Water covers over 70 percent of the earth’s surface and is a major force in controlling the climate by storing vast quantities of heat. About 97.5 percent of all water is found in the ocean and only the remaining 2.5 percent is considered fresh water. Unfortunately, 99.7 percent of that fresh water is unavailable, trapped in glaciers, ice sheets, and mountainous areas.
Water is drawn in two fundamental ways: from wells, tapping underground sources of water called aquifers; or from surface flows – that is, from lakes, rivers, and man-made reservoirs. Water is drawn in two fundamental ways: from wells, tapping underground sources of water called aquifers; or from surface flows – that is, from lakes, rivers, and man-made reservoirs.

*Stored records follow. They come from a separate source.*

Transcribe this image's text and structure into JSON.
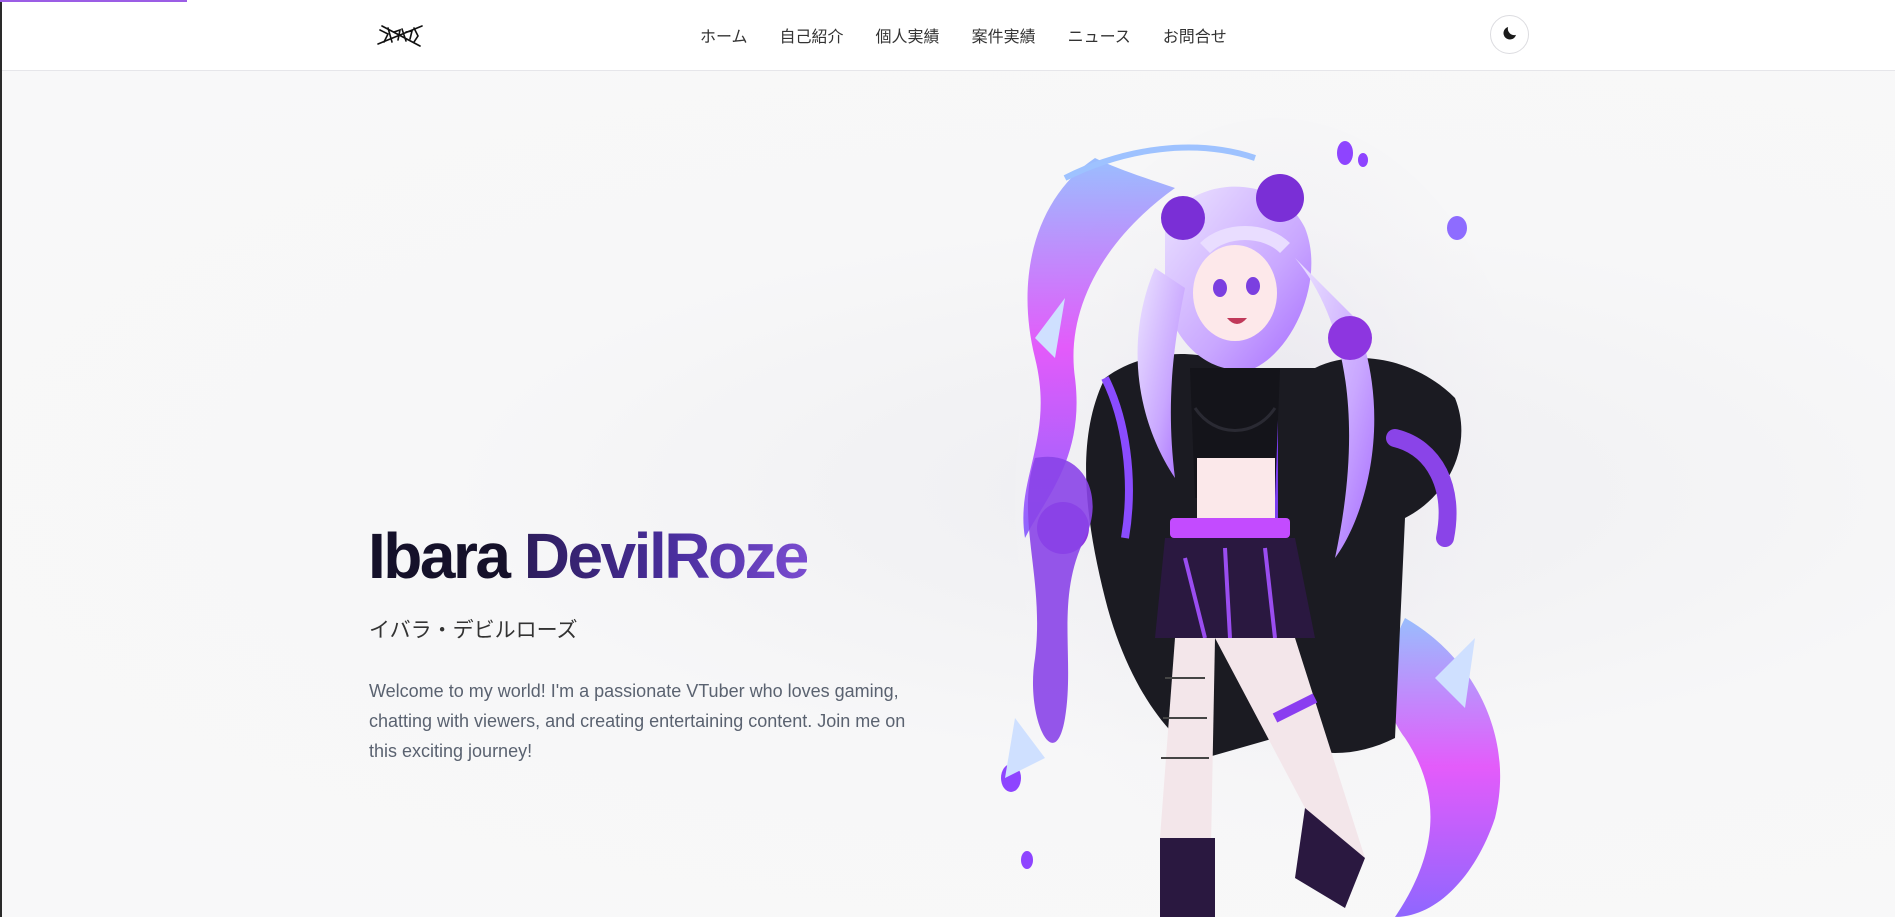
{
  "nav": {
    "items": [
      {
        "label": "ホーム"
      },
      {
        "label": "自己紹介"
      },
      {
        "label": "個人実績"
      },
      {
        "label": "案件実績"
      },
      {
        "label": "ニュース"
      },
      {
        "label": "お問合せ"
      }
    ],
    "theme_toggle_icon": "moon-icon"
  },
  "hero": {
    "name_part1": "Ibara ",
    "name_part2": "DevilRoze",
    "kana": "イバラ・デビルローズ",
    "intro": "Welcome to my world! I'm a passionate VTuber who loves gaming, chatting with viewers, and creating entertaining content. Join me on this exciting journey!"
  },
  "colors": {
    "accent": "#9b5de5",
    "name_dark": "#15112a",
    "name_gradient_start": "#2d1d5c",
    "name_gradient_end": "#7a4cd0",
    "body_text": "#5a6270"
  },
  "icons": [
    "logo-emblem-icon",
    "moon-icon"
  ],
  "progress_fraction": 0.1
}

Water was acknowledged as a fundamental human right in November 2002 by the UN Committee on Economic, Social and Cultural Rights. In its General Comment N. 15 about the Right to Water, the commission stresses that “water is inseparably linked to the right to good health, housing, food, as well as to the right to life and human dignity.”
The World Health Organization reports that about 1.1 billion people do not have access to clean water. Fully 2.4 to 3 billion people lack access to sanitation. Every day, around 3,000 children die of diarrhea caused by unsanitary conditions, the UN Children’s Fund said.
Experts have outlined a basic daily requirement (BWR) — 50 liters per capita per day for the purpose of drinking, sanitation, bathing, cooking, and kitchen needs — and urged its recognition as the standard against which to measure the right to safe water.
But water is not for domestic uses only. Even in industry, water is very much needed. For instance, to produce one smartphone requires 910 liters — or 240 gallons — of water.
“Cellphones and smartphones use water throughout their production process, from creating the microchips to mining the metals used in the batteries to polishing the silica glass used in their touch screens,” writes Stephen Leahy, author of Your Water Footprint. “In total, each phone requires 910 liters of water to manufacture.”
By 2030, in a business as usual scenario, it has been predicted that human consumption of water could outstrip supply by as much as 40%. This would place water, energy and food security at risk, increase public health costs, constrain economic development, lead to social and geopolitical tensions and cause lasting environmental damage, according to Karin Lexen of the Stockholm International Water Institute.
“Therefore, the foundation for a resource efficient green economy must be built upon water, energy and food security and these issues must be addressed in an integrated, holistic manner,” Lexen pointed out.
Sandra Postel, director of the Massachusetts-based Global Water Policy Project, believes water problems will trail climate change as a threat to the human future. “Although the two are related, water has no substitutes,” she explains. “We can transition away from coal and oil to solar, wind and other renewable energy sources. But there is no transitioning away from water to something else.”
“Of all the social and natural crises we humans face, the water crisis is the one that lies at the heart of our survival and that of our planet Earth,” surmised Koichiro Matsuura, former director-general of the United Nations Educational, Scientific and Cultural Organization.